La caza atrae extranjeros: dispararle a matar a una paloma en Córdoba o a un ciervo colorado en la Patagonia es un atractivo para muchos viajeros alemanes, españoles, estadounidenses y canadienses. Según la Cámara de Turismo Cinegético de Córdoba, unas 10.000 personas llegan por año a esa provincia para cazar palomas. Pasar tres días en una estancia con la escopeta ronda los 1.100 dólares. Cinco días en Neuquén al acecho de un ciervo colorado rondan los 4.000 dólares.
“Uno tiene que considerar cuál es el motivo de la caza: prohibir todo o avalar todo no conduce a nada. No le veo sentido a matar un animal por placer. Pero en el caso de especies exóticas introducidas, en muchos casos desplazarían a las especies nativas si toda caza estuviera prohibida”, argumenta el médico veterinario Eduardo Francisco, director científico de la población Temaiken. Moreno abona esta postura: “Tenemos especies exóticas invasoras que son un problema ambiental: muchas provincias las declaran plaga y autorizan su caza”. El ciervo colorado, el ciervo axis, el jabalí, el antílope negro, el faisán y la liebre europea son las especies más cazadas entre las exóticas.
“Las especies que fueron introducidas, fueron introducidas por el hombre. Es el hombre quien tiene que arreglar esa macana que se mandó: se puede inventar un alimento anticonceptivo, se puede separar hembras de machos en los campos, se puede esterilizar o castrar, pero por más que la caza sea legal, creo que nunca se contempló el sufrimiento animal”, argumenta Reneé Cormillot, fundadora de la Asociación de Defensa y Protección del Animal.

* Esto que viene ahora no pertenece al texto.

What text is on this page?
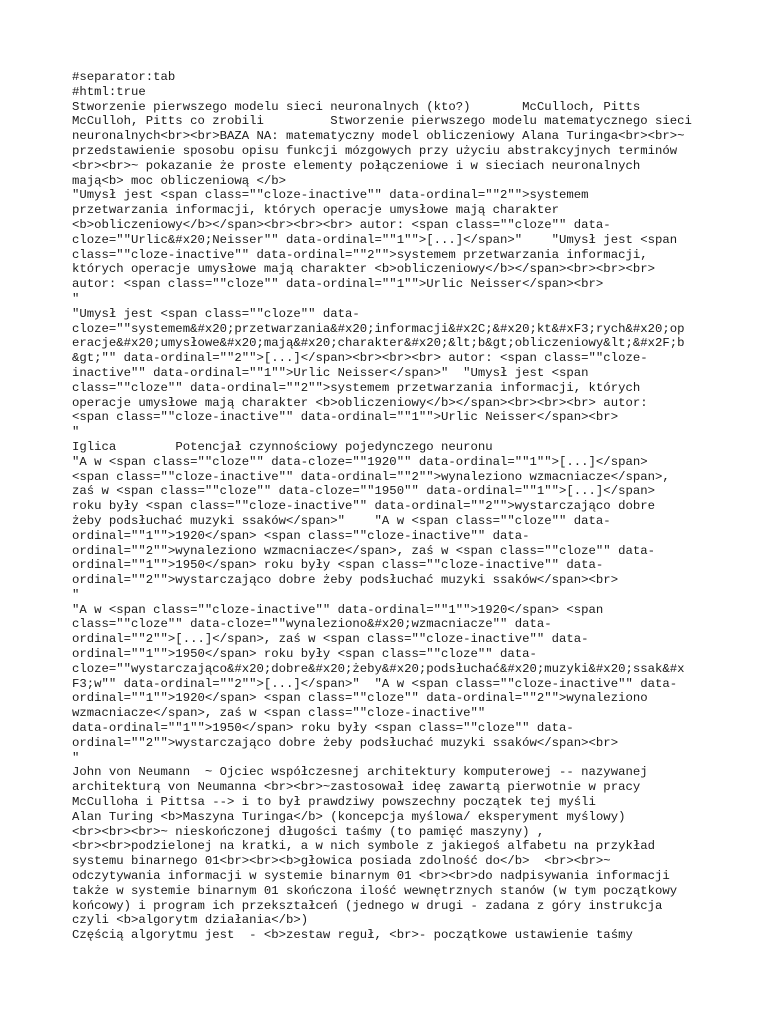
#separator:tab
#html:true
Stworzenie pierwszego modelu sieci neuronalnych (kto?)	McCulloch, Pitts
McCulloh, Pitts co zrobili	Stworzenie pierwszego modelu matematycznego sieci
neuronalnych<br><br>BAZA NA: matematyczny model obliczeniowy Alana Turinga<br><br>~
przedstawienie sposobu opisu funkcji mózgowych przy użyciu abstrakcyjnych terminów
<br><br>~ pokazanie że proste elementy połączeniowe i w sieciach neuronalnych
mają<b> moc obliczeniową </b>
"Umysł jest <span class=""cloze-inactive"" data-ordinal=""2"">systemem
przetwarzania informacji, których operacje umysłowe mają charakter
<b>obliczeniowy</b></span><br><br><br> autor: <span class=""cloze"" data-
cloze=""Urlic&#x20;Neisser"" data-ordinal=""1"">[...]</span>"    "Umysł jest <span
class=""cloze-inactive"" data-ordinal=""2"">systemem przetwarzania informacji,
których operacje umysłowe mają charakter <b>obliczeniowy</b></span><br><br><br>
autor: <span class=""cloze"" data-ordinal=""1"">Urlic Neisser</span><br>
"
"Umysł jest <span class=""cloze"" data-
cloze=""systemem&#x20;przetwarzania&#x20;informacji&#x2C;&#x20;kt&#xF3;rych&#x20;op
eracje&#x20;umysłowe&#x20;mają&#x20;charakter&#x20;&lt;b&gt;obliczeniowy&lt;&#x2F;b
&gt;"" data-ordinal=""2"">[...]</span><br><br><br> autor: <span class=""cloze-
inactive"" data-ordinal=""1"">Urlic Neisser</span>"  "Umysł jest <span
class=""cloze"" data-ordinal=""2"">systemem przetwarzania informacji, których
operacje umysłowe mają charakter <b>obliczeniowy</b></span><br><br><br> autor:
<span class=""cloze-inactive"" data-ordinal=""1"">Urlic Neisser</span><br>
"
Iglica	Potencjał czynnościowy pojedynczego neuronu
"A w <span class=""cloze"" data-cloze=""1920"" data-ordinal=""1"">[...]</span>
<span class=""cloze-inactive"" data-ordinal=""2"">wynaleziono wzmacniacze</span>,
zaś w <span class=""cloze"" data-cloze=""1950"" data-ordinal=""1"">[...]</span>
roku były <span class=""cloze-inactive"" data-ordinal=""2"">wystarczająco dobre
żeby podsłuchać muzyki ssaków</span>"    "A w <span class=""cloze"" data-
ordinal=""1"">1920</span> <span class=""cloze-inactive"" data-
ordinal=""2"">wynaleziono wzmacniacze</span>, zaś w <span class=""cloze"" data-
ordinal=""1"">1950</span> roku były <span class=""cloze-inactive"" data-
ordinal=""2"">wystarczająco dobre żeby podsłuchać muzyki ssaków</span><br>
"
"A w <span class=""cloze-inactive"" data-ordinal=""1"">1920</span> <span
class=""cloze"" data-cloze=""wynaleziono&#x20;wzmacniacze"" data-
ordinal=""2"">[...]</span>, zaś w <span class=""cloze-inactive"" data-
ordinal=""1"">1950</span> roku były <span class=""cloze"" data-
cloze=""wystarczająco&#x20;dobre&#x20;żeby&#x20;podsłuchać&#x20;muzyki&#x20;ssak&#x
F3;w"" data-ordinal=""2"">[...]</span>"  "A w <span class=""cloze-inactive"" data-
ordinal=""1"">1920</span> <span class=""cloze"" data-ordinal=""2"">wynaleziono
wzmacniacze</span>, zaś w <span class=""cloze-inactive""
data-ordinal=""1"">1950</span> roku były <span class=""cloze"" data-
ordinal=""2"">wystarczająco dobre żeby podsłuchać muzyki ssaków</span><br>
"
John von Neumann  ~ Ojciec współczesnej architektury komputerowej -- nazywanej
architekturą von Neumanna <br><br>~zastosował ideę zawartą pierwotnie w pracy
McCulloha i Pittsa --> i to był prawdziwy powszechny początek tej myśli
Alan Turing <b>Maszyna Turinga</b> (koncepcja myślowa/ eksperyment myślowy)
<br><br><br>~ nieskończonej długości taśmy (to pamięć maszyny) ,
<br><br>podzielonej na kratki, a w nich symbole z jakiegoś alfabetu na przykład
systemu binarnego 01<br><br><b>głowica posiada zdolność do</b>  <br><br>~
odczytywania informacji w systemie binarnym 01 <br><br>do nadpisywania informacji
także w systemie binarnym 01 skończona ilość wewnętrznych stanów (w tym początkowy
końcowy) i program ich przekształceń (jednego w drugi - zadana z góry instrukcja
czyli <b>algorytm działania</b>)
Częścią algorytmu jest  - <b>zestaw reguł, <br>- początkowe ustawienie taśmy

Emilio París tiene 63 años, vive en Pehuajó, es vicepresidente de la filial argentina del Safari Club Internacional y sale de caza unas diez veces al año. Cada licencia para cazar, por temporada, le cuesta entre 200 y 500 pesos, y aprendió a cazar mirando a su padre. “Mi motivación es disfrutar de la naturaleza. Estar al aire libre, compartir con amigos, las charlas de campamento, salir al campo, ver animales y después la emoción de primero encontrarlo, perseguirlo, ganarle en astucia, acecharlo, decidir si está en condiciones de ser cazado o no; si es un macho que ya está en declinación, que ya no sirve para reproducir la especie, entonces se puede apretar el gatillo”, explica, y sostiene que de eso se trata la “ética de la caza”. “¿Y el momento de matar al animal, ¿cómo se inscribe en el disfrute de la naturaleza?”, pregunta esta cronista. “Terminar matando a un animal es consecuencia de todo lo demás”, argumenta. Según París, la caza “es una manera de eliminar el exceso de población y una herramienta para financiar estudios y programas de conservación”.